Tensions between physicians and the business school types managing them have brewed for years, as health care shifted toward relying on business people rather than clinicians to run medical centers. Now the strains are beginning to creep into public view. It can get ugly.
In Australia, outrage among a doctors’ group erupted this spring after a coroner’s investigation into the suicide of a young girl suggested that medical mismanagement was a factor in her death. Some 20 psychiatrists signed an open letter protesting the lack of a physician-led governance structure in the hospital system, according to a report in the Australian Medical Association’s magazine. Following the coroner’s inquiry, a doctors’ trade group sent a letter to the government demanding that the hospital system in question incorporate more psychiatrists in its leadership and throughout its ranks.
The incident is an extreme example of more common tensions over practices often favored by those trained in management rather than medicine. Experts say disagreements between clinicians and managers, over such things as paying doctors based on their performance, are cropping up in hospitals across the globe. Some industry insiders fear that patients may bear the brunt of the fallout.
“It’s as if the patient’s a pawn in this struggle for influence and control between physicians and nonphysicians,” says Todd Kislak, a Harvard MBA who worked for nearly a decade as a senior manager in a physician group.
The business of health care is roaring—especially for nondoctors. Jobs in the industry increased 75 percent from 1990 to 2012, but the vast majority of new positions didn’t go to M.D.s, according to an analysis published last year in the Harvard Business Review. Today, the field counts 10 managers and managers’ helpers for every one doctor.
Doctors’ offices hold an uncomplicated allure for MBA students. The health-care industry has been good to students of business, handing out consistently reliable job offers and among the highest raises of any profession, according to a survey by the Graduate Management Admissions Council. One in every 20 B-School graduates goes into health care, according to GMAC.
That trend does not sit well with some medical practitioners. “Physicians may have their faults and problems, but every one of us swore an oath at some point that we would put your interests as patients ahead of everything else,” says Roy Poses, a professor of medicine at Brown University’s Alpert Medical School, adding that executives tend to put revenue first. “If I have to work as a physician for managers like that, they may push me to do what will make them a lot more money fast, even if this would be useless, or even harmful to you as a patient.”
Hospitals run by so-called professional managers have chief executives without clinical experience or a degree in medicine. A 2009 study showed that trained physicians are the leading administrators in just 4 percent of hospitals in the U.S.
Recent research casts some doubt on whether the influx of card-carrying managers has been good for the health of Health Inc. In a 2011 performance review of roughly 300 hospitals, Amanda Goodall, a professor at City University’s Cass Business School in London, found that the ones led by physicians were ranked 25 percent higher than the average hospital. Another study, released last year, showed that hospital systems in England with more clinicians in the boardroom had lower death rates.
“Leadership positions should be held by people who have the core business expertise,” Goodall says, a description that she said doesn’t fit people who are versed in managing people rather than treating them.

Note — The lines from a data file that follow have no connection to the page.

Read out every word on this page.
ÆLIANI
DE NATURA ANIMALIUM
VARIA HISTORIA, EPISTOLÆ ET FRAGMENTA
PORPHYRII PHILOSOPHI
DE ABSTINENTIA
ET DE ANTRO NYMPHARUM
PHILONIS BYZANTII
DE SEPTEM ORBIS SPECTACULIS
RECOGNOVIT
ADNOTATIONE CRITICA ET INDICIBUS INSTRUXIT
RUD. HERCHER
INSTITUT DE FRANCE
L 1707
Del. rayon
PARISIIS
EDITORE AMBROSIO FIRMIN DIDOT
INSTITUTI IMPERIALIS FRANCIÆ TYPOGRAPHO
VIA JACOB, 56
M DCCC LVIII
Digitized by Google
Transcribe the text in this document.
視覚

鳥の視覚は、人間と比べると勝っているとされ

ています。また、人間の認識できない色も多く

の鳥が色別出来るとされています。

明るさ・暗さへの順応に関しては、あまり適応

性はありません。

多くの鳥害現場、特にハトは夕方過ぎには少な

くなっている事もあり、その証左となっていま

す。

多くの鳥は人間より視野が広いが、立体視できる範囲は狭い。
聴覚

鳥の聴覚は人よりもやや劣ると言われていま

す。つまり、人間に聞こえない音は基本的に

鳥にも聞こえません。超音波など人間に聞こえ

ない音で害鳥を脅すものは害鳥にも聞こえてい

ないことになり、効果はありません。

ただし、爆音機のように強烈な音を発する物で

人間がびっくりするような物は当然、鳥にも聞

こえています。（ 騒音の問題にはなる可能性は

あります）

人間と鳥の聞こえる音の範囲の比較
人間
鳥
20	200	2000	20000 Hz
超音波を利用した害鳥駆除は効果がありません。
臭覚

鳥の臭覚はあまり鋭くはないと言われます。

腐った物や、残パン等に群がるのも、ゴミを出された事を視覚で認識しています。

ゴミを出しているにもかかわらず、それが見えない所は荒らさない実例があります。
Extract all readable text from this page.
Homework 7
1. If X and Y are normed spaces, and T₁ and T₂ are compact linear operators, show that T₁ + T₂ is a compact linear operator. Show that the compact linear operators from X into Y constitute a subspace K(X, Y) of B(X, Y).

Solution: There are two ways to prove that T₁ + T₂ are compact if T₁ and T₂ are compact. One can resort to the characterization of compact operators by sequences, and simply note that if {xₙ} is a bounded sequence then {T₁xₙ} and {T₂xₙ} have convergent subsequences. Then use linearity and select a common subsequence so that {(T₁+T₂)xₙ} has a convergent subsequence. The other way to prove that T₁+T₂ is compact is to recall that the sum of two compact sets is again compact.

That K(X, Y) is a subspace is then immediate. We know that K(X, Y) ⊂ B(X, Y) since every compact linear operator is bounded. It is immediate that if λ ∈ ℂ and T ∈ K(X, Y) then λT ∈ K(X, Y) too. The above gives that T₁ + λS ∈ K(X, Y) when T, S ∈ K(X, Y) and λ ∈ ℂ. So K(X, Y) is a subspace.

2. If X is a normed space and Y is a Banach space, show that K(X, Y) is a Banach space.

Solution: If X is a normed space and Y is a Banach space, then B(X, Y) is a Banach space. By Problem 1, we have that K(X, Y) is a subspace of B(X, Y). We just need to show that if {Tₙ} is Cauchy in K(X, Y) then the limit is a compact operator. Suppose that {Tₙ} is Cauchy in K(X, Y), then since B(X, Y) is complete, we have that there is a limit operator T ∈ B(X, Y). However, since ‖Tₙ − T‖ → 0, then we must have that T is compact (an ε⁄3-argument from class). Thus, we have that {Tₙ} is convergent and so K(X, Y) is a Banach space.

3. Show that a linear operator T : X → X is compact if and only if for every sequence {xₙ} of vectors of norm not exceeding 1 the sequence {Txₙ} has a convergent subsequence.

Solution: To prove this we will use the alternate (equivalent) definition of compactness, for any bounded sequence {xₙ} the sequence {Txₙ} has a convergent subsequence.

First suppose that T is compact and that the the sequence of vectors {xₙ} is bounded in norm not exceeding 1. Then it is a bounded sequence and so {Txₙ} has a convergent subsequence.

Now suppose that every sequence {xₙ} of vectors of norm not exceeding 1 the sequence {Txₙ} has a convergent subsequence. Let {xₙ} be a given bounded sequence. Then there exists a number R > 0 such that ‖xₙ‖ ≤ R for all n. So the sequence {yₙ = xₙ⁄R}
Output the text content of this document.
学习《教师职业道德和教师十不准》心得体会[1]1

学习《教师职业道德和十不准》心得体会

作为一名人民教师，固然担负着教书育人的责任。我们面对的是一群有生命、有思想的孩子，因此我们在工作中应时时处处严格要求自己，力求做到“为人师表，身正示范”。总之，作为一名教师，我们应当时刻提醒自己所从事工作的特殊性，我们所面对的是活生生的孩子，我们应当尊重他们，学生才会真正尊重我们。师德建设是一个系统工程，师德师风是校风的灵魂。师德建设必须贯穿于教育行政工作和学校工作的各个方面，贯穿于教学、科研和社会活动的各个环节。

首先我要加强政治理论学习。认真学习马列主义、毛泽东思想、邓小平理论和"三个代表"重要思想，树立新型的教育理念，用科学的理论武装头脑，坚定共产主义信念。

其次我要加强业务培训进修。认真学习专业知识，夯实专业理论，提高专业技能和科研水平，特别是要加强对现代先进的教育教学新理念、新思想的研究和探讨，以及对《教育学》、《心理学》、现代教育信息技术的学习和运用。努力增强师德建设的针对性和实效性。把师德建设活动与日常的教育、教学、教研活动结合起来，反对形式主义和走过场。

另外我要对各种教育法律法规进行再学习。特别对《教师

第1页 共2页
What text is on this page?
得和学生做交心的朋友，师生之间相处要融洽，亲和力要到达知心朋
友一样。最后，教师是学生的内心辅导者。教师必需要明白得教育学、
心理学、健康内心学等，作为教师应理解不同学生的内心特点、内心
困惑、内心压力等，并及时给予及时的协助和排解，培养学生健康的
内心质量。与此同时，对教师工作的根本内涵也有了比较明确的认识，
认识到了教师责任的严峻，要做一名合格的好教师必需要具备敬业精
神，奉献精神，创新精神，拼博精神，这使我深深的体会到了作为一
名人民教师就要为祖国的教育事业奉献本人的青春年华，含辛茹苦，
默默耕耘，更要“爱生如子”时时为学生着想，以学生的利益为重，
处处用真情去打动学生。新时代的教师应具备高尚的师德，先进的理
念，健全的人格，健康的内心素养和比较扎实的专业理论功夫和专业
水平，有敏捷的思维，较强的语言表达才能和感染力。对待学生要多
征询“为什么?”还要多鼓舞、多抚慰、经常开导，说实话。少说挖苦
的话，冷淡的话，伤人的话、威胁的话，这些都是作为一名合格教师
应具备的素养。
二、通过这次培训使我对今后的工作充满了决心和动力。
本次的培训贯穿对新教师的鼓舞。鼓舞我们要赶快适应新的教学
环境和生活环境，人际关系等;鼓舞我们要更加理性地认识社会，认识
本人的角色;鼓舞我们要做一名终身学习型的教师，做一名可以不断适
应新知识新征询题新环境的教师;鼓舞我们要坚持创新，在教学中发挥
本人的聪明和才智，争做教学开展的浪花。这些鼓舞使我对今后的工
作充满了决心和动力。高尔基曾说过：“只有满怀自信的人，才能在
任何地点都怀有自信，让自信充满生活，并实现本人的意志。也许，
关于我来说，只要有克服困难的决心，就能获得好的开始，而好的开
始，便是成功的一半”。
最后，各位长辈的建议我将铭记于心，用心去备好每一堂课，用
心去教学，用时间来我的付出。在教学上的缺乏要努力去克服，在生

Not all physicians want to be bureaucrats, however. Getting doctors to volunteer for top jobs can be stymied by their natural aversion to the C-suite jungle, Goodall says. Professional managers have “created a world in which they can live in quite happily. But that world, to a large extent, excludes the experts.”
That may change as students of medicine begin to learn about the business world. Educators have gradually warmed to the idea of teaching med students at least some of what it takes to run a business, and now more than half of all medical schools offer a joint M.D./MBA program, according to a study in the peer-reviewed Physician Executive Journal.
Making hospitals run well for patients isn’t as simple as kicking out the MBAs, however. Most agree that managers bring a crucial set of skills to health care. “Being an expert isn’t a proxy for having leadership experience and management expertise,” Goodall says.
Todd Kislak, the former hospital manager, says that doctors often “don’t have the understanding of economics finance accounting” to administer giant health-care organizations efficiently. “Hospitals are a business, and they’re also a place of caregiving.”
The only way to eliminate the tension between the businesspeople who run hospitals and the doctors who work in them is to merge the two tribes, Kislak says.
“The coats vs. the suits,” he says. “What you need is people who can wear both.”